I love sandbox games and urban horror, and at that intersection sits the absolutely stellar PbtA RPG Urban Shadows (paid link).
I expected Urban Shadows to be good at facilitating sandbox play, but I wasn’t prepared for just how good it is. Since the proof is in the pudding, below is the brief recap of goings-on in El Paso, Texas that I provided to my players after our fifth session. For context, session one was character creation; we did start-of-session moves for sessions two and five (rather than every session); and our sessions are 3 hours tops, usually more like 2-2.5 hours.
Ignore the specifics and think broad — just look how much stuff is happening all over the city after this little play (bold names are PCs):
- The Warden militia group gunning for Carmen and trying to make Angels’ Triangle their base in the city
- A new vampire in town, Orlando Cranshaw, who wants to shake things up
- Another vamp, Carlos de la Rosa, who is a rival to Desmond
- Katya Ulanov, another demonic soul-trader who shares Nick‘s patron, who wants Nick’s territory
- Mason Black’s coyote goons after Hector
- Kyle‘s missing friend, Brandon, who was abducted by the wizard Mason Black
- A group of coyotes who also want the Paper Shop building for their own, who have struck a deal with Orlando for protection
- A missing senator’s son, Diego Hernandez
- An extremely competent cover-up of the killing at Midnight
- ICE on the prowl for Carmen, so they can deport her like the rest of her family
- Veronica‘s visions: the Warden skinning Carmen in about a month, after assassinating Father Riley; Hector being choked to death by White Eyes in the sheriff’s office jail; and Father Riley’s death
And how much of that did I come up with, as the MC, before the start of the campaign?
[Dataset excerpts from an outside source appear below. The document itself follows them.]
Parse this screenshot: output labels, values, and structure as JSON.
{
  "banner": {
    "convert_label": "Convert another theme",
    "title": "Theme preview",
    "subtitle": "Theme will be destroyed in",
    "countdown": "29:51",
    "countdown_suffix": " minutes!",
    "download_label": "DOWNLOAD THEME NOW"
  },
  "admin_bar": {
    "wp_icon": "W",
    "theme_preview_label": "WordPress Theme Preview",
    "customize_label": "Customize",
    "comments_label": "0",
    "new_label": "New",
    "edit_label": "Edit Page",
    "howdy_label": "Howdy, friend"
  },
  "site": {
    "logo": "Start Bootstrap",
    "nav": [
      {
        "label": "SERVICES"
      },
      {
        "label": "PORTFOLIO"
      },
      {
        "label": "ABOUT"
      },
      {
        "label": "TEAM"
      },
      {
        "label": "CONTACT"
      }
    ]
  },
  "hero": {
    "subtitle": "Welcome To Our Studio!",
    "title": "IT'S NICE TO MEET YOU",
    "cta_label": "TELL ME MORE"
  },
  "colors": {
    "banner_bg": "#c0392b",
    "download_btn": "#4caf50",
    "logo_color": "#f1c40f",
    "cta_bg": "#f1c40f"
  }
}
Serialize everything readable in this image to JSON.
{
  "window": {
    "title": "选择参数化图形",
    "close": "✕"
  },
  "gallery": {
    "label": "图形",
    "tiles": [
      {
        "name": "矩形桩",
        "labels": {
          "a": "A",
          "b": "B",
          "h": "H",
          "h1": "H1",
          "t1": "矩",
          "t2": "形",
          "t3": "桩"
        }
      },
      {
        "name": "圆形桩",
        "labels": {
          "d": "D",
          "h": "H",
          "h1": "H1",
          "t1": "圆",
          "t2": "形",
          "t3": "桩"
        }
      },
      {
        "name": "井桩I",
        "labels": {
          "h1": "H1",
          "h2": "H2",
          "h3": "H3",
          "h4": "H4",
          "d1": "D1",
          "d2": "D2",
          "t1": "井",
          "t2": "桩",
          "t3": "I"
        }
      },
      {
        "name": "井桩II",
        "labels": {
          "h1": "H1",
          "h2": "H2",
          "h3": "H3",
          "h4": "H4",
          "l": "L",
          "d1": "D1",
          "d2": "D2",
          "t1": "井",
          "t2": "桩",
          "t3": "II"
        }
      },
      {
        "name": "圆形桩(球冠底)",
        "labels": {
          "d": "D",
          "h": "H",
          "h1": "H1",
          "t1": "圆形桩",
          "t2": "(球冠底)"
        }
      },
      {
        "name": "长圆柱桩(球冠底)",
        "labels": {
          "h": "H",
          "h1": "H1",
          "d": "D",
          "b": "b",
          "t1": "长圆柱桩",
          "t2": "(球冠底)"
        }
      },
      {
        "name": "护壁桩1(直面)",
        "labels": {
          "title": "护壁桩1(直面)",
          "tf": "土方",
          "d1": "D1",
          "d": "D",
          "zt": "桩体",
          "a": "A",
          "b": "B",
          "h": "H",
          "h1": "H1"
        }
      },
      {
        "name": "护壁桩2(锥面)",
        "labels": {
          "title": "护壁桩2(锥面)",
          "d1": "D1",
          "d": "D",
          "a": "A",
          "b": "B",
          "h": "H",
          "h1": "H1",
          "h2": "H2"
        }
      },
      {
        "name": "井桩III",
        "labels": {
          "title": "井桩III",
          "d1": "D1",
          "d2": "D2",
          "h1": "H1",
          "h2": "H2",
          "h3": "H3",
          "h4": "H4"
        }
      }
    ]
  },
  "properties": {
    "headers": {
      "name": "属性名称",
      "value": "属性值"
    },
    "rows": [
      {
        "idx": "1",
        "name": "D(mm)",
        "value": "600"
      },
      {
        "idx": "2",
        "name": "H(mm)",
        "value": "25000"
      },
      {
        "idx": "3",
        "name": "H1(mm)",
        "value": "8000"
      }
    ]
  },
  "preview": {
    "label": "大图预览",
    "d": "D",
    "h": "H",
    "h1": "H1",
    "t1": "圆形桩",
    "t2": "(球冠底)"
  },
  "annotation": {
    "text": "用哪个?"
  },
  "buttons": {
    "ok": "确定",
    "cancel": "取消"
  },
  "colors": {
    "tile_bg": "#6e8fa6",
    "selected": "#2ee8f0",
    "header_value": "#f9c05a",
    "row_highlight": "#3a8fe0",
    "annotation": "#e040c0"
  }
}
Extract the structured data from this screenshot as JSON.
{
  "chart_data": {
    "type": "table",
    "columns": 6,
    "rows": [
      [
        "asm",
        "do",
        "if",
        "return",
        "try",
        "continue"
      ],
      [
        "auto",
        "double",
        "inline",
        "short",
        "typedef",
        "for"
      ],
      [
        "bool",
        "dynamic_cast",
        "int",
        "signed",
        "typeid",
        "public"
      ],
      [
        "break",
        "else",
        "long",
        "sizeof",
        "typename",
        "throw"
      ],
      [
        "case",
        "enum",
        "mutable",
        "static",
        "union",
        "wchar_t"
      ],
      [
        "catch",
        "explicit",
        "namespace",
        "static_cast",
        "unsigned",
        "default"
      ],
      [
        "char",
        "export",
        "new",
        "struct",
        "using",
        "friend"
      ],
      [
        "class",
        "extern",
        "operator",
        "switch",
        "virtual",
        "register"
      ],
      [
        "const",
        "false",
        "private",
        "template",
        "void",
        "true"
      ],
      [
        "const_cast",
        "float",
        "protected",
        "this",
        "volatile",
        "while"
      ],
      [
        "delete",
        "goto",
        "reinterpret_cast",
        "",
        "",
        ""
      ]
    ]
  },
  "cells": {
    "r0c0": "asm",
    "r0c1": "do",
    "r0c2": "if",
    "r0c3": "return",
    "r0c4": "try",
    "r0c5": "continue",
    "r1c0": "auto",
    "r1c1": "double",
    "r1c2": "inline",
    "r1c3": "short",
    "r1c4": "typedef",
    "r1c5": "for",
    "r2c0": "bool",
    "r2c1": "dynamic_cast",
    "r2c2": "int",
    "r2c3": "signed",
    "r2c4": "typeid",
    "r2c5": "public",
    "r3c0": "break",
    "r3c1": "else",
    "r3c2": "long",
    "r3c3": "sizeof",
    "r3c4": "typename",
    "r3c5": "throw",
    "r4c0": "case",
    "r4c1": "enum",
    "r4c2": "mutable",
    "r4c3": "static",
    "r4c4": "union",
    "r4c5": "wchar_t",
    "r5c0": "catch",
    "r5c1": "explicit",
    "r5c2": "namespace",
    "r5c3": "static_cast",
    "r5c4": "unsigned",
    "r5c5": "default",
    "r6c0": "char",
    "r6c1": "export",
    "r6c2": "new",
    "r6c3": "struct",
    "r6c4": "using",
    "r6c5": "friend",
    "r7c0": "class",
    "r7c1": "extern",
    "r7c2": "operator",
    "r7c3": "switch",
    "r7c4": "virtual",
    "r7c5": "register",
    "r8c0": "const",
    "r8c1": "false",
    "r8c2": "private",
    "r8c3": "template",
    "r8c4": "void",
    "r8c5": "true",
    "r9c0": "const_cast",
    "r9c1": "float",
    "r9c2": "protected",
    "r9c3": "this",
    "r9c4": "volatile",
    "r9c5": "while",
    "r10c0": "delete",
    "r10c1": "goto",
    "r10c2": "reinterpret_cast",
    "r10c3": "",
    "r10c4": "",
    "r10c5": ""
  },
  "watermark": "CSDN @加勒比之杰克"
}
Zero.
Player backgrounds, and the Q&A we did for everyone during character creation, produced many of those elements. The first time we did start-of-session moves, several more came into play — including the opening scene for the campaign, another thing I hadn’t prepped in advance. Around session three or four, I generated Threats from all of the sandbox elements my players had created, and fleshed them out a bit with my own ideas. The rest grew out of session five’s start-of-session moves.
The mechanics of the game combined with the energy and creativity of the players produce a sandbox organically and with minimal effort. It’s clever, and it works beautifully in practice.
So far, I fucking love Urban Shadows (paid link).